I was furious because Senator Sotto was not only belittling [Social Welfare] Secretary Taguiwalo, but also the other single mothers—and my mother.

Raising their child or children by themselves doesn’t make single mothers any less moraly fit. It only shows how strong they are in facing the responsibilities that should also be faced by the father of her child/children.

Sotto only showed he was a stupid senator, a bad example of a public servant.

To mom and other single mommies, thank you for raising us and for teaching us to respect others, something that Tito Sotto clearly doesn’t do.

–Erika Pelayo

‘You will always be enough’

There’s a twist: because even though you didn’t believe those words that came out of the foul mouth of Tito Sotto, there is that part of the problem only single mothers will understand.

Growing up, I lived in a world where families were complete; where my playmates had both parents.
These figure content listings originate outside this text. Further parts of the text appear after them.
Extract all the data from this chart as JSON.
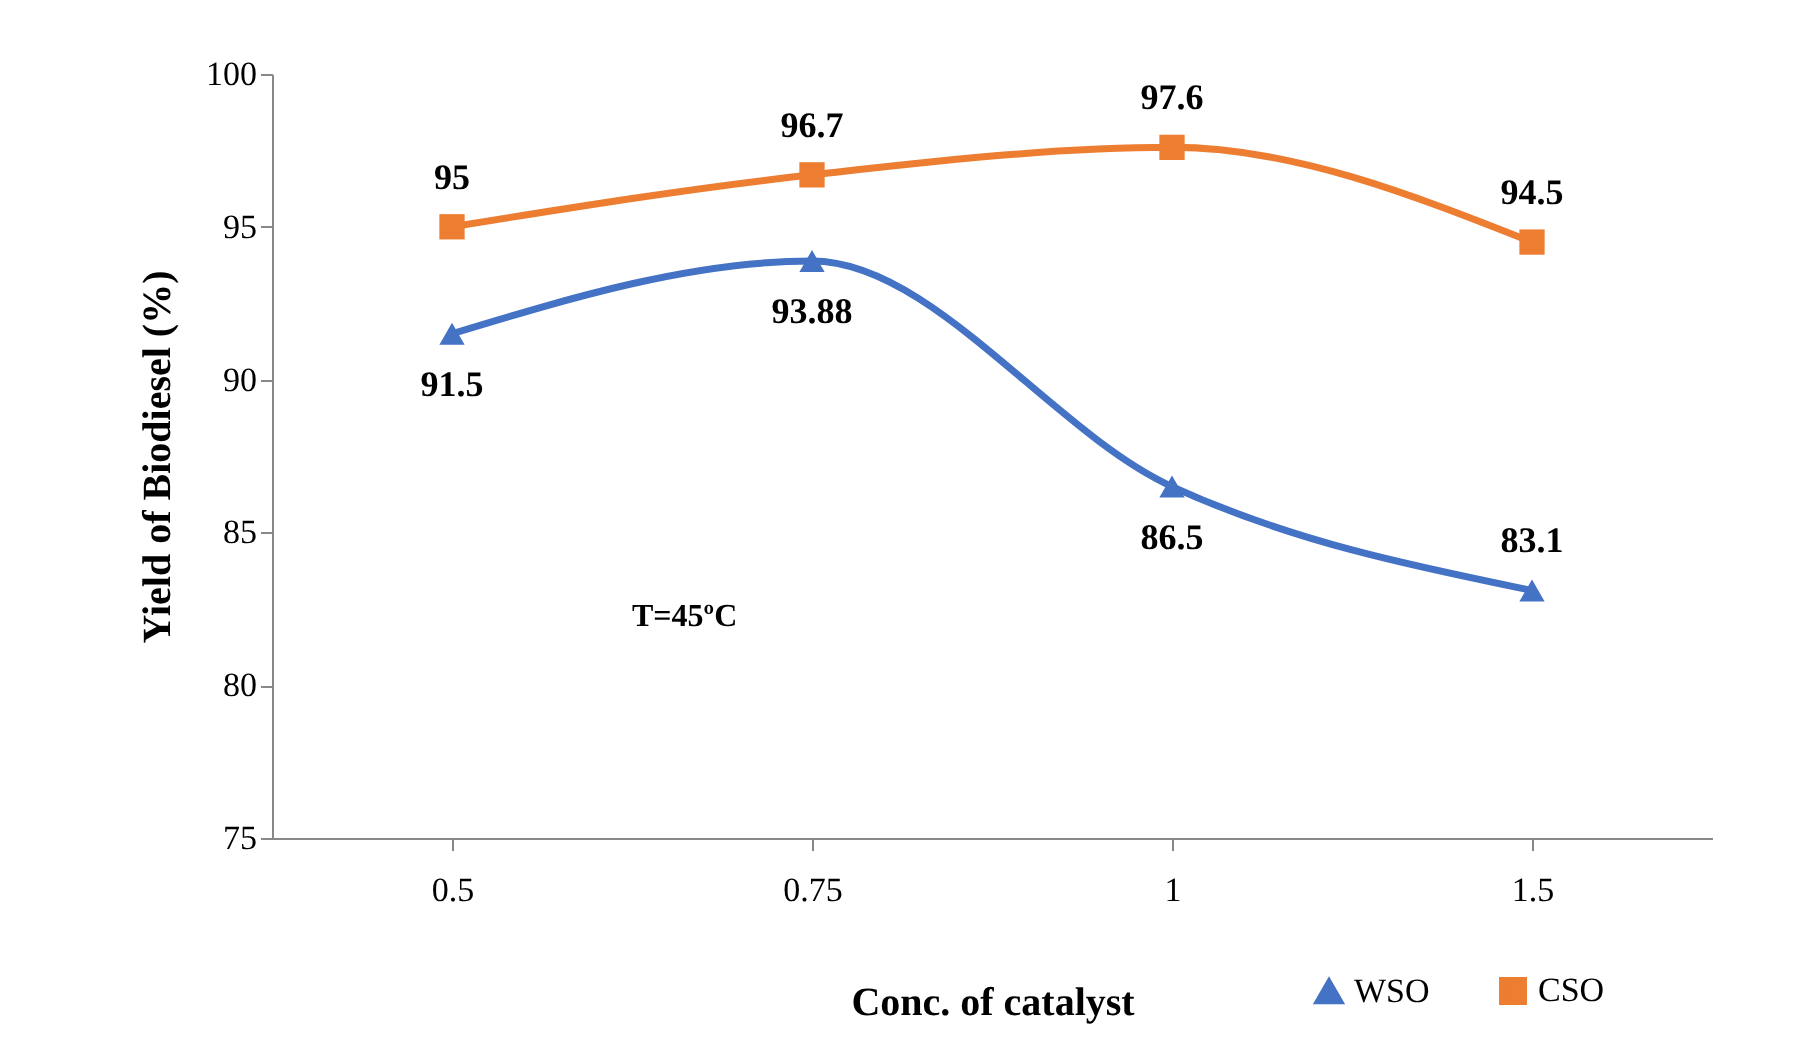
{
  "chart_data": {
    "type": "line",
    "xlabel": "Conc. of catalyst",
    "ylabel": "Yield of Biodiesel (%)",
    "categories": [
      "0.5",
      "0.75",
      "1",
      "1.5"
    ],
    "series": [
      {
        "name": "WSO",
        "color": "#4472c4",
        "marker": "triangle",
        "values": [
          91.5,
          93.88,
          86.5,
          83.1
        ]
      },
      {
        "name": "CSO",
        "color": "#ed7d31",
        "marker": "square",
        "values": [
          95,
          96.7,
          97.6,
          94.5
        ]
      }
    ],
    "ylim": [
      75,
      100
    ],
    "yticks": [
      75,
      80,
      85,
      90,
      95,
      100
    ],
    "grid": false,
    "legend": "bottom right",
    "data_labels": true,
    "annotations": [
      "T=45ºC"
    ]
  }
}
The other kids had someone to call “Daddy.” I, however, had to sit in a corner whenever it was Father’s Day. I remember in kindergarten, my teacher would ask us to draw our family and I’d always draw my Nanay and I. Just us.

Kira Jorgio and mom Jinky

Kira Jorgio and mom Jinky

I would always draw my Nanay wearing a crown because then until now, she is queen in my eyes.

My “na-ano lang” worked in government, a newspaper and other jobs just to make sure I was well-fed and well-cared for.

“Na-ano lang” braved (Supertyphoon “Yolanda”) Haiyan in Tacloban in 2013 and helped victims recover.

“Na-ano lang” should have been resting now, but she continues to support me in my dreams of becoming a lawyer.

To my Nanay Jinky, I’m sorry we have to live in this world where misogynistic pigs belittle your efforts. I promise to protect you. Rest assured you are loved. And you will always be enough.